Cerro Chato

townhistoryuruguaywomen's-suffrageculture
4 min read

On a Sunday in July 1927, in a dusty cattle town that could not decide which department it belonged to, women lined up to vote - and made history without quite meaning to. The ballot in Cerro Chato was about something almost comically local: which of three departments should claim the town. But by the rules they followed, every citizen was called to the polls, women included. It was the first time women had ever voted in Latin America, and the rest of the continent would take years to follow.

A Town in Three Pieces

Cerro Chato has a problem of belonging. The town sits where the borders of three Uruguayan departments meet - Durazno, Florida, and Treinta y Tres - and so it is literally split among them, its streets divided by lines on a map. The name means Flat Hill, a plain description of plain country. It grew from cattle, founded around the vast livestock ranches that still define the region, and in the nineteenth century it served as a crossroads where postilions, stagecoaches, and herds of cattle passed through on their way to the rest of Uruguay. When the national railroad arrived in 1908, the town became a shipping point from which cattle could move across the whole country.

The Vote Heard Across a Continent

The plebiscite of 3 July 1927 was meant to settle the town's three-way split: should Cerro Chato be annexed entirely to Durazno? It was non-binding, almost a formality. But the organizers ran it by the full procedures of Uruguayan election law - secret ballot, every citizen summoned - and that included the town's women. So they voted, in numbers, in a real election, decades before women's suffrage was the norm anywhere in the hemisphere. Durazno won the ballot. The authorities, in the end, refused to accept the result. And so Cerro Chato remains divided among its three departments to this day, the question never truly resolved.

A First That Took Years to Repeat

What happened here in 1927 was genuinely ahead of its time. Uruguay had written women's suffrage into its 1917 constitution, but the principle sat largely unused; the country did not make it national law until 1932, and Uruguayan women did not vote in a national election until 1938 - eleven years after the women of Cerro Chato. For one Sunday in an obscure ranching town, the future arrived early. The voters were ordinary women of a cattle community at the back of beyond, and they cast their ballots over a parochial border dispute, not a grand cause. That is part of what makes the moment so striking: history turning on something small.
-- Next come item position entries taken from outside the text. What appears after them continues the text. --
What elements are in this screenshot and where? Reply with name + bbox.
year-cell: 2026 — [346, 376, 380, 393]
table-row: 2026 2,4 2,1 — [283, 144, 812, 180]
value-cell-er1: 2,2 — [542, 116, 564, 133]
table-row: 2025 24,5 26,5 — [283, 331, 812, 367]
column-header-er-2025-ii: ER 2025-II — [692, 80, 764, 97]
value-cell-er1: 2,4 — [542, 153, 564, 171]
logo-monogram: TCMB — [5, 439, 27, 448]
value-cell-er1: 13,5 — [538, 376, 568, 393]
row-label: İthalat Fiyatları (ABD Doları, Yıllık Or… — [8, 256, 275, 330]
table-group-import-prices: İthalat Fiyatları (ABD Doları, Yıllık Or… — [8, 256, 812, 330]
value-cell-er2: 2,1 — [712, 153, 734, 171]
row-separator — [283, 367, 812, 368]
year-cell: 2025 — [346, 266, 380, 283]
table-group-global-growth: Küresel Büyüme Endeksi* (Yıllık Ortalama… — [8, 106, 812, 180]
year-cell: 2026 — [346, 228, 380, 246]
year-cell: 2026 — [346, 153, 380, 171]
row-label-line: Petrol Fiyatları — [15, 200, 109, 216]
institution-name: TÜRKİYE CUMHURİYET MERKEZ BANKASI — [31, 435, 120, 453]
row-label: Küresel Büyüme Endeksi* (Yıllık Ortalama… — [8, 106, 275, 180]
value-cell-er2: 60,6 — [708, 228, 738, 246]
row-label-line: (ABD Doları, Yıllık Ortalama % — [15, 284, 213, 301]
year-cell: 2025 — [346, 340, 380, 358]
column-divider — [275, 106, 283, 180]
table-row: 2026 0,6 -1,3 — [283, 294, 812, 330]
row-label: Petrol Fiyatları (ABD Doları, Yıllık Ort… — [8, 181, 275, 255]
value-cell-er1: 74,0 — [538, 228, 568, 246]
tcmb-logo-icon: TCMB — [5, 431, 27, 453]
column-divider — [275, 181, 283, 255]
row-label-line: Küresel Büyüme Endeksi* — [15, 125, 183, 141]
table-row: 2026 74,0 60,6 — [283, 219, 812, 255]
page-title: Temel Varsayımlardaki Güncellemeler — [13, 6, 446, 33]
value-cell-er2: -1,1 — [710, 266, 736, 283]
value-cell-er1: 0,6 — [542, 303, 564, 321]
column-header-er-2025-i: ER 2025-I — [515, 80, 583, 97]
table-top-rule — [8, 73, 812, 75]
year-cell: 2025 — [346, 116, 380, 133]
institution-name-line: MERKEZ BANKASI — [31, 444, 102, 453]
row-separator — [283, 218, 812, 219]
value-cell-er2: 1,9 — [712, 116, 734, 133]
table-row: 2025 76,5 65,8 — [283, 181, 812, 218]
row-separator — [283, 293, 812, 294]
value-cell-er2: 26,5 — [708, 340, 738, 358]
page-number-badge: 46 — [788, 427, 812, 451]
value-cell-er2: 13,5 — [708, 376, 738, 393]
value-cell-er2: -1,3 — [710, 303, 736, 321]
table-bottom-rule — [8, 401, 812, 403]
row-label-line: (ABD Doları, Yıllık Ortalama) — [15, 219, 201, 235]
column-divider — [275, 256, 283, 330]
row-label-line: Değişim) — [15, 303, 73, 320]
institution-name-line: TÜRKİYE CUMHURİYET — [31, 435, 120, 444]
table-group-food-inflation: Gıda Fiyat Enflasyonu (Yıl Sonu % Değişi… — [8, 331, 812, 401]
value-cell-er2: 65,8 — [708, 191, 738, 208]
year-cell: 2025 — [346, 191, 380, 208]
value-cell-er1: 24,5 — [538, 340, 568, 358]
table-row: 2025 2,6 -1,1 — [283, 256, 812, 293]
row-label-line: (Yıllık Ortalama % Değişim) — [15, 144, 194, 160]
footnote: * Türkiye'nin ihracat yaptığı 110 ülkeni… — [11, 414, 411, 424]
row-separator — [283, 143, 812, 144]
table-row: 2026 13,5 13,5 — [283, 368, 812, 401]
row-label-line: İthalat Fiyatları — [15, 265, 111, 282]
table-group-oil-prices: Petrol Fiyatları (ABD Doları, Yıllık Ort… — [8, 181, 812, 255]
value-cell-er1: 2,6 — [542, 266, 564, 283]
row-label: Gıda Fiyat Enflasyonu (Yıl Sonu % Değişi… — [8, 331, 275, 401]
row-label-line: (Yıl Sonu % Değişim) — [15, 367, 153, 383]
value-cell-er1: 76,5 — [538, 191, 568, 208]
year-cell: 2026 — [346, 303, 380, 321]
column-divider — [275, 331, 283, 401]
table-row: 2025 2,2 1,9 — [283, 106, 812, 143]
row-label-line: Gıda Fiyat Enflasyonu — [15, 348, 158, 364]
Cattle, Iron, and a Cancelled Mine

Cerro Chato has stayed what it always was - a place of cattle and sheep, grazing the quality grasslands near the source of the Yí River. The 2011 census counted 3,227 people, parceled out across the three departments. The town nearly took a very different turn: it was slated to host the Aratirí iron mining project, a development meant to pull 18 million tons of iron from the ground each year. The plan collapsed in 2016 after fierce opposition and widespread ridicule over what it would do to the surrounding farms. The grasslands won. And the town went on grazing its cattle, quietly carrying a piece of history far larger than itself.

From the Air

Cerro Chato lies in central Uruguay at approximately 33.10°S, 55.13°W, near the source of the Yí River and along Route 7, where the Durazno, Florida, and Treinta y Tres departments converge. This is open ranching country - rolling grasslands and gentle cuchilla ridges, sparsely settled, with the town a small grid in a wide green sweep. The nearest sizable airports are at Melo and Treinta y Tres to the east and northeast; the principal international gateway is Carrasco International (ICAO: SUMU) at Montevideo, roughly 110 nautical miles to the south-southwest. From the air the landscape reads as endless pasture stitched with fence lines and the occasional ranch, with Route 7 running through. Best viewed in clear daylight. Recommended viewing altitude FL200-FL300 en route, descending to take in the grasslands and the three-department crossroads below.